Hazard vs. exposure: Does it make a difference in identifying chemicals with persistence and mobility concerns?

Zhizhen Zhang; Alessandro Sangion; Shenghong Wang; Todd Gouin; Trevor Brown; Jon A Arnot; Li Li

doi:10.1016/j.watres.2023.120610

Hazard vs. exposure: Does it make a difference in identifying chemicals with persistence and mobility concerns?
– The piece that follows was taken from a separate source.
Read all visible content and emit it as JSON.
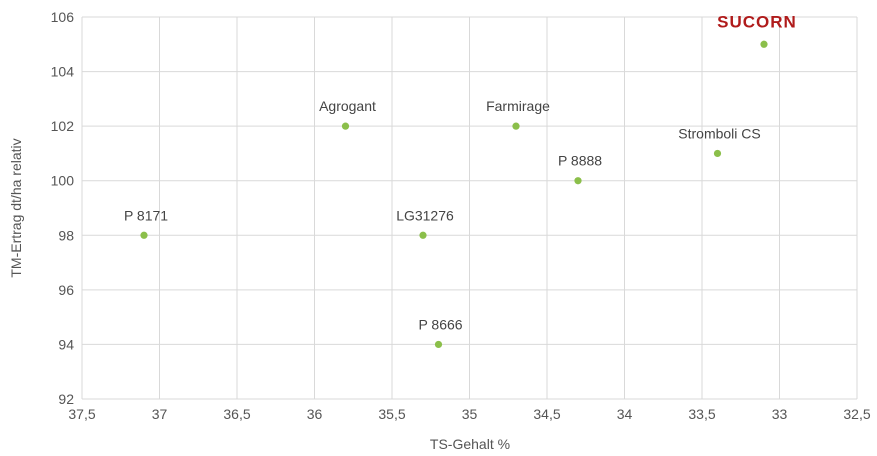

Water Res. 2023 Oct 15:245:120610. doi: 10.1016/j.watres.2023.120610. Epub 2023 Sep 10.

Authors

Zhizhen Zhang¹, Alessandro Sangion², Shenghong Wang¹, Todd Gouin³, Trevor Brown², Jon A Arnot⁴, Li Li⁵

Affiliations

¹ School of Public Health, University of Nevada, Reno, 1664, N. Virginia Street, Reno, Nevada 89557-274, United States.
² ARC Arnot Research & Consulting, Toronto, Ontario M4M 1W4, Canada.
³ TG Environmental Research, Sharnbrook, Bedford MK44 1PL, United Kingdom.
⁴ ARC Arnot Research & Consulting, Toronto, Ontario M4M 1W4, Canada; Department of Physical and Environmental Sciences, University of Toronto Scarborough, Toronto, Ontario M1C 1A4, Canada; Department of Pharmacology and Toxicology, University of Toronto, Toronto, Ontario M5S 1A8, Canada.
⁵ School of Public Health, University of Nevada, Reno, 1664, N. Virginia Street, Reno, Nevada 89557-274, United States. Electronic address: lili@unr.edu.

PMID: 37717328
DOI: 10.1016/j.watres.2023.120610

Abstract

Persistent and mobile (PM) chemicals are considered emerging threats to the environment and drinking water because they can be transported over long distances, penetrate natural and artificial barriers, and resist removal by traditional water treatment procedures. Current chemical regulatory frameworks raise concerns over PM chemicals due to their potential to cause high human exposure through drinking water contamination. However, the criteria used to screen and identify these chemicals often rely on hazard properties related to stability and sorption, such as biodegradation half-lives and organic-carbon-normalized sorption coefficients as respective measures of P and M. Here, we conduct a model-based assessment to examine the consistency between hazard-based and exposure-based approaches in assessing PM chemicals, by evaluating whether chemicals identified as highly P and M are consistently associated with high drinking water exposure potential (DWEP). We discover that chemicals with the top DWEPs tend to be PM chemicals, but the reverse is not always true, because DWEPs are also impacted by volatilization for air-distributed chemicals and advective particle-bound transport for particle-bound chemicals. Our findings suggest that the hazard metrics are better suited for de-prioritizing, as opposed to prioritizing, chemicals that are unlikely to result in significant human exposure through drinking water, as unfavorable values of hazard metrics are a necessary but not sufficient condition for a high DWEP. We also find that distinct mechanisms determine the DWEP in different sources of drinking water: Sorption and stability are more influential on the DWEP of chemicals in groundwater and surface water, respectively, whereas both sorption and stability equally impact water undergoing riverbank filtration. Future studies should focus on optimizing the identification of persistent and mobile chemicals to ensure that exposure potential is taken into consideration.

Keywords: Drinking water exposure potential; Exposure; Hazard; Mobility; Persistence.